Walter,Dr. Walter Block writes the following:
You neglect the context within which numbers and words are taught in the early grades. For example, consider this elementary subtraction example: “The fair price of an apple is $1. If John charges $3 per apple, how much above the fair price is John charging?” The Austrian context: “John is asking for $3 per apple. Fred hopes to pay $1, yet since he believe the apple will satisfy his hunger, he agrees to pay $3. How much more is Fred paying above his initial hope?”
Similarly reading lessons teach good or bad economics. Any ideas, no matter how complex, can be taught in a rudimentary form to young children. Even pre-school children imbibe misinformation about money, profit, and capitalism.

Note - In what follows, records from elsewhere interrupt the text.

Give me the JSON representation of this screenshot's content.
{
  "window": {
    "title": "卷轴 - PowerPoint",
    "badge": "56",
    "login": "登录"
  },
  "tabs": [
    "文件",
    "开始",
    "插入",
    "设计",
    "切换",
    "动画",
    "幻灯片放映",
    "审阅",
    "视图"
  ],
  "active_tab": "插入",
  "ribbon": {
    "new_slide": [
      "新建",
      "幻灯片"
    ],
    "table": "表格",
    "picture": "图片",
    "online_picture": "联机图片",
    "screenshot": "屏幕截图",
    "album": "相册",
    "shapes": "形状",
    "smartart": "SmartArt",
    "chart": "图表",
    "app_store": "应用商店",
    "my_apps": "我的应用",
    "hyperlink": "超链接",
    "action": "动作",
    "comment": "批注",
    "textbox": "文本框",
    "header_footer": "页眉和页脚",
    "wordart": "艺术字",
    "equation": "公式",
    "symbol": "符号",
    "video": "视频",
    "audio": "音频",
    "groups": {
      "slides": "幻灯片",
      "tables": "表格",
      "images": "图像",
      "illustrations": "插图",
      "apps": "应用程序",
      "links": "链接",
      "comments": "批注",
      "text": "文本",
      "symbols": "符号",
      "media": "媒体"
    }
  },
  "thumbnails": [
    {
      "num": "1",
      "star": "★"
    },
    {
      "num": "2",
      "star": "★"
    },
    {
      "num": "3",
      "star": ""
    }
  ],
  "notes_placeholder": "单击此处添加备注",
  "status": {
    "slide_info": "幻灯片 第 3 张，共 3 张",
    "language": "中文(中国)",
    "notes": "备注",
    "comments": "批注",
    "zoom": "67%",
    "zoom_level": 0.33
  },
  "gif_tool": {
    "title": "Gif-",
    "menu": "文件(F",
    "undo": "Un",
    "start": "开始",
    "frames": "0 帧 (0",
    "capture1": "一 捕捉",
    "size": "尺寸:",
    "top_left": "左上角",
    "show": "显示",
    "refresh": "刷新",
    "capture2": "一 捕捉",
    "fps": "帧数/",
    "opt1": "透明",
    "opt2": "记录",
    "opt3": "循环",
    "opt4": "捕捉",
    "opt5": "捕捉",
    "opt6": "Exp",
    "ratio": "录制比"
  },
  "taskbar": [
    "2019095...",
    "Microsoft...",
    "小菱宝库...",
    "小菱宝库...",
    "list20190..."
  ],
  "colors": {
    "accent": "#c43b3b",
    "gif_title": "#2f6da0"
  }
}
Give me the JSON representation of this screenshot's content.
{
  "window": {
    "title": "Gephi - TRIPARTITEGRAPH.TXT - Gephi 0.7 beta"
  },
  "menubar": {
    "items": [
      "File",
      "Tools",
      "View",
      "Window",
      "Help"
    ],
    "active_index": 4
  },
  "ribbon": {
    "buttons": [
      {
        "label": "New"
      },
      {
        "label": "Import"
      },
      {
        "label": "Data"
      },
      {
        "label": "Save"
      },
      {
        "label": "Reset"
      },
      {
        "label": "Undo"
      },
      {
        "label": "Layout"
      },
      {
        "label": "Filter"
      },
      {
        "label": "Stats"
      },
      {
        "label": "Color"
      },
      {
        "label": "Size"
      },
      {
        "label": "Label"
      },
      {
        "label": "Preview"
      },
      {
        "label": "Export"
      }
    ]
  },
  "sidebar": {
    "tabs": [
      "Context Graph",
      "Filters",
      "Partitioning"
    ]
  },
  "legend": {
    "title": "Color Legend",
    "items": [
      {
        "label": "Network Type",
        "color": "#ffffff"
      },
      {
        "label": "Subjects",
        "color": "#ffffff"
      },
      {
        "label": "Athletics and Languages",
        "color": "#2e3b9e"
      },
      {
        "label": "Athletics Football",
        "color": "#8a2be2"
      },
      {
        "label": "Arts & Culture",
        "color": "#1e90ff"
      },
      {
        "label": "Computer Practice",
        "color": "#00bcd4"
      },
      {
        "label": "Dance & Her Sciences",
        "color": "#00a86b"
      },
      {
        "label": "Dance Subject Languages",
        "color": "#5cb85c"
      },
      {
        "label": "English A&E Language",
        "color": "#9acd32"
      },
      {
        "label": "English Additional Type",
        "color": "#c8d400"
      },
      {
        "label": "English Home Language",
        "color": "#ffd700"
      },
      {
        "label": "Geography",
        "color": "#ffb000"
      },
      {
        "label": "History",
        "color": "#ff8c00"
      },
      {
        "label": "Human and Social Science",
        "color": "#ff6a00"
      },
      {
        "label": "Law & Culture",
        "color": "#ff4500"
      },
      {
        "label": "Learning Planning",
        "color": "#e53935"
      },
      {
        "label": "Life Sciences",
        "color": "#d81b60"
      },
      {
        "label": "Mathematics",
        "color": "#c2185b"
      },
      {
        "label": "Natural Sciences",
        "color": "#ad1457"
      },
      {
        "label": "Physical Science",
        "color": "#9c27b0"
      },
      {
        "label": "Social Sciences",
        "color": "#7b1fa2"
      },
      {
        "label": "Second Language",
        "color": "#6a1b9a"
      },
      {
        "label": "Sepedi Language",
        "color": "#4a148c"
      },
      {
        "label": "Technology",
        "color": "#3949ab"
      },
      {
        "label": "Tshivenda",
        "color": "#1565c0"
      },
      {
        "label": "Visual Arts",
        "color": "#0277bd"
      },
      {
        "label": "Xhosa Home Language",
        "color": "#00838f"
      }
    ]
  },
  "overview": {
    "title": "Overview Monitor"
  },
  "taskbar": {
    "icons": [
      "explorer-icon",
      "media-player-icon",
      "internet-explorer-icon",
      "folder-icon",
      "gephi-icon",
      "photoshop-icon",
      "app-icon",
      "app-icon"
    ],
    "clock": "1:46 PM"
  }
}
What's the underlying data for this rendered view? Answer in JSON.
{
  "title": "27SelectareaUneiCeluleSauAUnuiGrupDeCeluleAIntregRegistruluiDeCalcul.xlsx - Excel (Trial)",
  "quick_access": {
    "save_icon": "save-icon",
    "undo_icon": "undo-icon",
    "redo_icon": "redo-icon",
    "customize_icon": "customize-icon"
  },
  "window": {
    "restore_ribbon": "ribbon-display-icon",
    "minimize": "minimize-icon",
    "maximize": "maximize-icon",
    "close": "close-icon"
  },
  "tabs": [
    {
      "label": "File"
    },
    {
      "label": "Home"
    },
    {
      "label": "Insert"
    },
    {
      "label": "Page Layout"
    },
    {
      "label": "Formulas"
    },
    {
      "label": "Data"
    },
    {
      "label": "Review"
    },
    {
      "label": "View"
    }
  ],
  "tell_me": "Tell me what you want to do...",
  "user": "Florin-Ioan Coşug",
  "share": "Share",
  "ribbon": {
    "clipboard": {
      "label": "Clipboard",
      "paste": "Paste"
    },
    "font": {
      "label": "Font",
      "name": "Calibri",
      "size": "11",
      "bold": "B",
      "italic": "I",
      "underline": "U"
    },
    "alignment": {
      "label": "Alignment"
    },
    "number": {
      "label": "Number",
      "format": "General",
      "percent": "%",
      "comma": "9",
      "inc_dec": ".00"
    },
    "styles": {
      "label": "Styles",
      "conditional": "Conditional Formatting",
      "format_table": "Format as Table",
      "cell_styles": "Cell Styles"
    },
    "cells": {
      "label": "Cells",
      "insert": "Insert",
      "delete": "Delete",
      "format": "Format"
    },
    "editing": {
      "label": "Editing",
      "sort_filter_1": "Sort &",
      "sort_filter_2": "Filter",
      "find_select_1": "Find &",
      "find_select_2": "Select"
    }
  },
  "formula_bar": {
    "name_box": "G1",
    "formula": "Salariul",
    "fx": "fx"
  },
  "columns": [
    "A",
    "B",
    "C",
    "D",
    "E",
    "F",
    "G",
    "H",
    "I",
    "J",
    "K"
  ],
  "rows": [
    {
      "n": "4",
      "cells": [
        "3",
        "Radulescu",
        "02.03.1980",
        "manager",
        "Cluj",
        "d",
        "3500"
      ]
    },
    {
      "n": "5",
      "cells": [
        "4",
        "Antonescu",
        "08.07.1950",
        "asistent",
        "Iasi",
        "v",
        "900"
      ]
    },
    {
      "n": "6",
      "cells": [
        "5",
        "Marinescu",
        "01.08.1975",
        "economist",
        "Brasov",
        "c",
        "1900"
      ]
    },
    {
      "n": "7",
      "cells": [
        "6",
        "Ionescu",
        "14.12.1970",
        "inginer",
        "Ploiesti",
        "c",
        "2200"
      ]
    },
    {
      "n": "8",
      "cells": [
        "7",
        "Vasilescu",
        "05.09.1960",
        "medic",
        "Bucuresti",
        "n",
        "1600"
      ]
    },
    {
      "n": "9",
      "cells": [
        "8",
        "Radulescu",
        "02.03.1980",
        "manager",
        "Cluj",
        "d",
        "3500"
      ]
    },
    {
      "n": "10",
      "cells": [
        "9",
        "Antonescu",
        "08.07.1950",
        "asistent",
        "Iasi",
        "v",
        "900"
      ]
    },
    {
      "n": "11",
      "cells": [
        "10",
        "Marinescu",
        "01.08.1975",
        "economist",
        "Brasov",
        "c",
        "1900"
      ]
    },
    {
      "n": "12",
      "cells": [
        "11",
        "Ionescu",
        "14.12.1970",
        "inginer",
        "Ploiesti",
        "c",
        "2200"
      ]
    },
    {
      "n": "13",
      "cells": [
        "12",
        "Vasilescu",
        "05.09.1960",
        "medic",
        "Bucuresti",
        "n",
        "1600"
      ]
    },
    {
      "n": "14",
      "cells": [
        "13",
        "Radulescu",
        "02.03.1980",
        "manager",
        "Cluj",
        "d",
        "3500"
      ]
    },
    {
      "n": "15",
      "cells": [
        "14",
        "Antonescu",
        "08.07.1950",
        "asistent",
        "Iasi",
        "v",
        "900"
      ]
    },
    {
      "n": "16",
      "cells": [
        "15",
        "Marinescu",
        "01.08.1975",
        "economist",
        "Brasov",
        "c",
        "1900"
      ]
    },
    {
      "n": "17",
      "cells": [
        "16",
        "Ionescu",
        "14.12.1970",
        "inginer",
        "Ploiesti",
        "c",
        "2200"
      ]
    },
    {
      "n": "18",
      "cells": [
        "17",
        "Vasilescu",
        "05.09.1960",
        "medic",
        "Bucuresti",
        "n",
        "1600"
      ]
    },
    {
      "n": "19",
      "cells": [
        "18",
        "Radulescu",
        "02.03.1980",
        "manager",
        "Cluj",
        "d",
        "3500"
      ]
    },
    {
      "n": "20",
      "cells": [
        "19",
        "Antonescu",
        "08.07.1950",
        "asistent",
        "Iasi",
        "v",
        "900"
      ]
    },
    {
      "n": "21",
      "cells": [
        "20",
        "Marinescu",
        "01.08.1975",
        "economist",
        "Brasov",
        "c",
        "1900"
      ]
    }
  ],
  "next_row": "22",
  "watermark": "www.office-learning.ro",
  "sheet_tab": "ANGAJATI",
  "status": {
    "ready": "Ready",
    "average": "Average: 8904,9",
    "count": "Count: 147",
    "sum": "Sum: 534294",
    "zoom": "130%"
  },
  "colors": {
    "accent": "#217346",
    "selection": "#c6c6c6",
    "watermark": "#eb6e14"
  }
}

I fear I lead my readers astray with underestimates I made about the intelligence and scholarly motivation of high school students in this post of mine.
Dear ME, BW TT and other readers: Thanks for your criticisms. Mea culpa. Mea maxima culpa. I misspoke. I was wrong. You and numerous others have to 180 degrees changed my mind on this matter. I think I was having a Gary Johnson Aleppo moment, or a brain cramp. Or something. I was extrapolating way too much from when I myself was in high school. My thoughts were then 99% on sports and girls. My grade point average in high school was something like 87%, and you needed to get a 90% to get in Arista, our scholastic honor society. Thanks for correcting me on this assessment of mine on the intellectual capacity of high school kids, and at least that of some of those even younger.